The last few months of my pregnancy were exceptionally hard on me. I was taking my medication, but felt as though it was no longer helping. After much struggle and trepidation, I spoke with my doctor and had my medication switched. It has been both a blessing, and a curse.
My new meds have helped my behaviour towards others. I have started volunteering at my daughter’s school, and I am enjoying it more than I thought I would! Normally when I start something I quickly become overwhelmed and abandon the endeavour. Recently I have realised that I look forward to going each week, and I have even become friendly with a few of the other parents. Don’t get me wrong, I still sweat, I still say stupid things, and I don’t consider myself friends with any of them, but I am finding it easier to work past my anxieties and do what I’ve signed up to do. My daughter is thrilled that I’m at her school, and my daughter being proud of me is enough motivation to keep plugging.
I have still had down days, and the grey skies get to me – but I am coping. Perhaps thriving? Near thriving. So what happens when I get used to feeling good?
I know that I self-sabotage, and I am still not sure how to break the cycle. Part of me so badly just wants to be a functional, regular adult who can pay the bills, chauffeur the kids, go to yoga, have friends that I don’t get tired of; but the other part of me knows that I will never be that person. I will inevitably do something destructive to remind myself that I am alive. Defective, but alive. I don’t want to, my go-to method of destruction is binge-spending. I feel bad about who I am, so I spend everything in the hopes that my children will forgive me in my illness. Buying things is also how I show love. If someone buys me a gift, it translates to love, because I know that that person was thinking of me. My dad bought my love for a few years, I’m guessing that’s where I get it from. I am creating a void in my children that they don’t have or need because I’m trying to fill the hole that I have.
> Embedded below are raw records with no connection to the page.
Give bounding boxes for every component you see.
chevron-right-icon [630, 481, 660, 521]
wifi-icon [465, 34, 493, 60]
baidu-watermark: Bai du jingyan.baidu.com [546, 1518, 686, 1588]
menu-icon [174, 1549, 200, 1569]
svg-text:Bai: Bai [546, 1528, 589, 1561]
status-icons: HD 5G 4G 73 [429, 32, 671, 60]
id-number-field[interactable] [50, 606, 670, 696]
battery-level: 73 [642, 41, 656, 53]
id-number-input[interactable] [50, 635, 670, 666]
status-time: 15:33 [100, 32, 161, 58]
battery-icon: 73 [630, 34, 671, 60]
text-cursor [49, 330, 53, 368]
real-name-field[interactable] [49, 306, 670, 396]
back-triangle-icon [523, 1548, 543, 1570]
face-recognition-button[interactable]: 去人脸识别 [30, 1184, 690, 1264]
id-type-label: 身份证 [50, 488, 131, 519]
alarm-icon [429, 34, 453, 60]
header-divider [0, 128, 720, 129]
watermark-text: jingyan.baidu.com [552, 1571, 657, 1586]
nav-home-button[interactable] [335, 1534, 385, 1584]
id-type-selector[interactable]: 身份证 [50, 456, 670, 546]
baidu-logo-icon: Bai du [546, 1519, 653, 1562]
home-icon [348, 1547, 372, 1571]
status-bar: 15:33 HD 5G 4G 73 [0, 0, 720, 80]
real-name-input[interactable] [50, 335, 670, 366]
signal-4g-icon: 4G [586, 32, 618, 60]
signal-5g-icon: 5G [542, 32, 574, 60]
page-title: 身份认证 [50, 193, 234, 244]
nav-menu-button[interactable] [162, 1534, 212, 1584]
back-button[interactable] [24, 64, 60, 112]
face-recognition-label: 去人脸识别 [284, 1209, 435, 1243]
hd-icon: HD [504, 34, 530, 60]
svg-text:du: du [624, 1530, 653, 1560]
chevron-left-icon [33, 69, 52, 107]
I am trying to make a conscious effort to curb this behaviour, but with Christmas around the corner, I’m finding it difficult.
The normalcy that I seek is the carrot dangling in front of my face, and every time I get too close I trip over my own feet. I know that currently I do not possess the tools to deal with these behaviours, and I will be going back to my psychiatrist to discuss it – which brings me to my next problem: I often lie to the psychiatrist. Lie, or lie by omission; I know it’s the same thing. Does anyone else have this problem? I know that I shouldn’t, but part of me needs to keep that wall up, I don’t want them to know how broken I really am, so I leave things out or tell them that I’m feeling better than I am. I leave feeling ashamed and pathetic, but when I’m in the moment I’m so worried about their judgement that I can’t control myself. I know that they probably aren’t judging me, at least not to my face, but I am projecting my own judgements on to them and that’s more than enough to keep my darker feelings to myself.
I am going to try my best to be more open in this round of therapy, but this is also a tool that I am lacking. I am hopeful that keeping a blog is helping me learn to be more open, and I do really feel uncensored on here. Thankfully I have yet to receive any negative feedback causing me to retreat into half-truths.
Mental illness is terrifying to me, and I am constantly afraid of finding new levels of low in which to sink. Being self-aware can be devastating, and keeps the hamster wheel that is my anxiety spinning at break-neck speeds.
There isn’t a moral or happy ending or life-changing revelation at the end of this post – I’m just a shitty mental defective trying to be as normal as possible and not fuck my family up in the process.